Sleep is essential for both physical and mental health. Unfortunately, many mental health conditions can disrupt normal sleep patterns and lead to insomnia or other issues. Understanding the connection between mental health and sleep is important, as poor sleep can then further worsen some mental health problems.
Depression often goes hand-in-hand with insomnia or other sleep disturbances. The symptoms of depression, including lack of energy, sadness, low motivation, and anxiety make it difficult to fall and stay asleep. Excessive sleep can also be a sign of depression. Disrupted REM sleep from depression may reduce restorative deep sleep stages. This impaired sleep then creates a vicious cycle where worsening depression leads to poorer sleep.
Anxiety disorders are also strongly linked with sleep struggles. Nervous thinking and rumination keep the mind too active for restful sleep. Many people with anxiety experience racing thoughts at bedtime. Anxiety can also cause physical symptoms like a rapid heart rate and trembling that make relaxing into sleep difficult. Insomnia is common for those with generalized anxiety disorder, panic disorder, PTSD, and other anxiety issues.

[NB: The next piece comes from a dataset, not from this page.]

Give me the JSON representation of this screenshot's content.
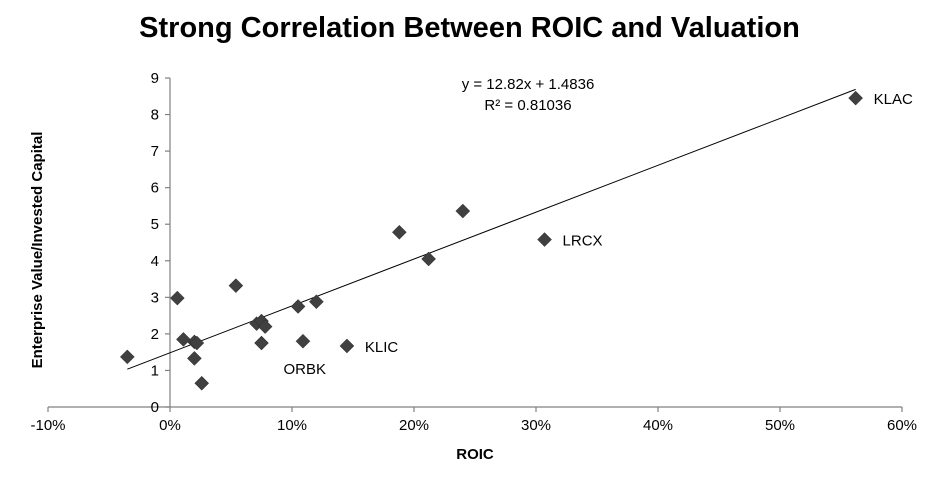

Bipolar disorder involves alternating periods of high energy with depressive lows. During manic episodes, reduced need for sleep is common, with the person feeling rested after just a few hours. However, too little sleep can worsen mania. Coming down from manic periods often leads to “crash” times of excessive sleep. Medications for bipolar can also interfere with sleep. Sticking to a regular sleep/wake schedule is recommended.
Schizophrenia frequently goes along with disturbed sleep from an erratic circadian rhythm. The affected person may stay up very late and sleep during the day. Strange dreams or nightmares as well as sleepwalking and talking can also occur. Lack of sleep appears to intensify schizophrenia symptoms like hallucinations, delusions, and paranoia. Getting adequate sleep is an important part of treatment.
Eating disorders like anorexia, bulimia, and binge eating disorder tend to disrupt normal sleep. Limited or excessive food intake, purging behaviors, compulsive exercise, and negative body image often keep individuals awake with rumination and guilt. Poor nutrition from eating disorders can also impair sleep. Recovering balance around eating and self-image is key to improving sleep.
Many children and adults with attention-deficit/hyperactivity disorder struggle with sleep. ADHD symptoms like hyperactivity, trouble focusing, and impulsivity make it hard to settle down for bed. Racing thoughts and restlessness can delay sleep onset. Then morning drowsiness from poor sleep interferes with functioning the next day. Melatonin supplements or medication adjustments may help.
Post-Traumatic Stress Disorder (PTSD)
PTSD often includes nightmares and flashbacks that create disruptive nocturnal awakening and anxiety around sleep. Some cope through avoiding sleep. Hypervigilance and exaggerated startle reflex cause light, restless sleep. Insomnia is common, worsening other PTSD symptoms like irritability and concentration problems. Relaxation therapy can help with sleep onset.
Substance abuse and addiction frequently cause sleep problems. Stimulants like cocaine and methamphetamine are energizing to the point of causing acute insomnia. Depressants like alcohol help initiate sleep but lead to disrupted second-half sleep cycles. Withdrawal from some substances also impairs sleep. Achieving sobriety is essential for restoring healthy sleep patterns.
Dementia from Alzheimer’s disease and similar conditions often includes confusing day and night cycles. Sundowning agitation in the evenings makes sleep difficult. Nighttime waking and wandering are also common dementia sleep issues. Checking for pain, negotiating comfortable bedtime routines, and avoiding overstimulation can help manage sleep challenges.
This condition of airway obstruction or impaired breathing during sleep has strong ties to mental health. Sleep apnea increases risks for depression, anxiety, and cognitive decline. Poor sleep from apnea may be misdiagnosed as a psychiatric disorder. Treating the apnea, often with CPAP devices, is important for improving both sleep and mental health.
Tips for Better Sleep
If you struggle with both mental health issues and sleep problems, these steps may help improve rest:
- Maintain a regular sleep schedule, even on weekends
- Develop a calming pre-bedtime routine
- Limit stimulating screens before bedtime
- Avoid caffeine, alcohol, and large meals near bedtime
- Make your bedroom comfortable, cool, and dark
- Do relaxing stretches or meditation before bed
- If you wake up, avoid clock-watching
- Reduce worrying and racing thoughts by journaling earlier
Addressing any mental health or sleep issues is wise for your overall health and wellbeing. Talk to your doctor if you regularly have trouble sleeping. Therapies and medications may help, along with making positive lifestyle changes. Prioritize sleep by making it a nightly sanctuary that supports your mental health.